Sevemedim Merkez

 
Sevemedim Merkez Sevemedim Merkez

O günden beridir bana kalırsa diyalog dediğimiz şey aslında ikili konuşmanın çok ötesinde beyin kasının en iyi idman şekli olarak süregelmiştir. Diyalogların gücüne çok inanıyorum. Robotik bir şekilde sabah uyanıp, kendi dışımızda gelişen bir dünyaya ayak uydurma çabası ile bir şeyler yaşayıp tekrar aynı yatağa girip ertesi güne mental olarak hazırlanmaya çalışıyoruz. Zaten bence “Şarlo”nun zirve eserinden sonra kimse de böyle bir eleştiri yapmaya kalkmamalı. Fakat yazımın konusu bir “Modern Zamanlar” eleştirisi değil.
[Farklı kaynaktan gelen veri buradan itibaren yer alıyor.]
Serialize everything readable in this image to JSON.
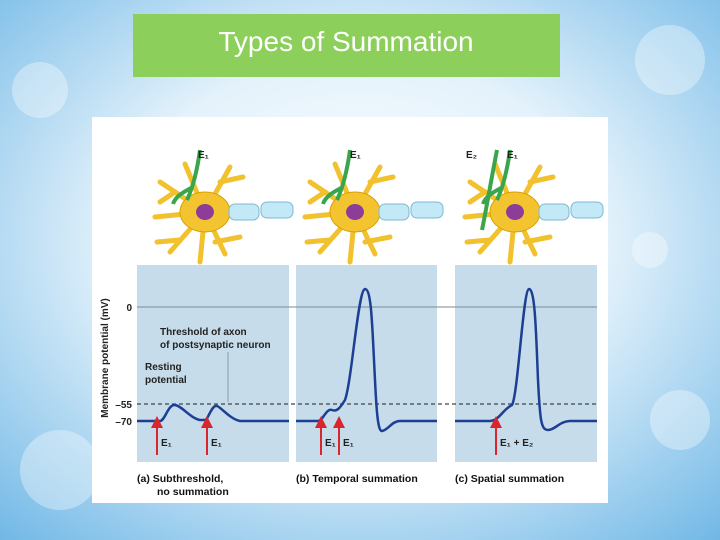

Platon’un meşhur diyalogları bilindiği üzere kendi fikirlerini içermeden, okuyucusunu düşünmeye, mantık yürütmeye iten bir teknik olarak felsefe dünyasına boyut atlattı. Artık günümüzde iç sesimizle dahi bir diyalog halinde değiliz çünkü konuşmak ve konuşarak bir şeyleri ifade etmek için de kültürel bir alt yapının gerektiğinin farkındayız. Bu alt yapı da malesef birçoğumuzda artık yok denecek kadar az. . Milattan önce 469’da Atina’da doğan Sokrates’in* dünyaya bırakmış olduğu en büyük eser belki de Platon’du.

Sevemedim Merkez

Zaten bence “Şarlo”nun zirve eserinden sonra kimse de böyle bir eleştiri yapmaya kalkmamalı. Diyalogların gücüne çok inanıyorum. O günden beridir bana kalırsa diyalog dediğimiz şey aslında ikili konuşmanın çok ötesinde beyin kasının en iyi idman şekli olarak süregelmiştir. . Platon’un meşhur diyalogları bilindiği üzere kendi fikirlerini içermeden, okuyucusunu düşünmeye, mantık yürütmeye iten bir teknik olarak felsefe dünyasına boyut atlattı. Artık günümüzde iç sesimizle dahi bir diyalog halinde değiliz çünkü konuşmak ve konuşarak bir şeyleri ifade etmek için de kültürel bir alt yapının gerektiğinin farkındayız. Milattan önce 469’da Atina’da doğan Sokrates’in* dünyaya bırakmış olduğu en büyük eser belki de Platon’du. Robotik bir şekilde sabah uyanıp, kendi dışımızda gelişen bir dünyaya ayak uydurma çabası ile bir şeyler yaşayıp tekrar aynı yatağa girip ertesi güne mental olarak hazırlanmaya çalışıyoruz. Bu alt yapı da malesef birçoğumuzda artık yok denecek kadar az. Fakat yazımın konusu bir “Modern Zamanlar” eleştirisi değil.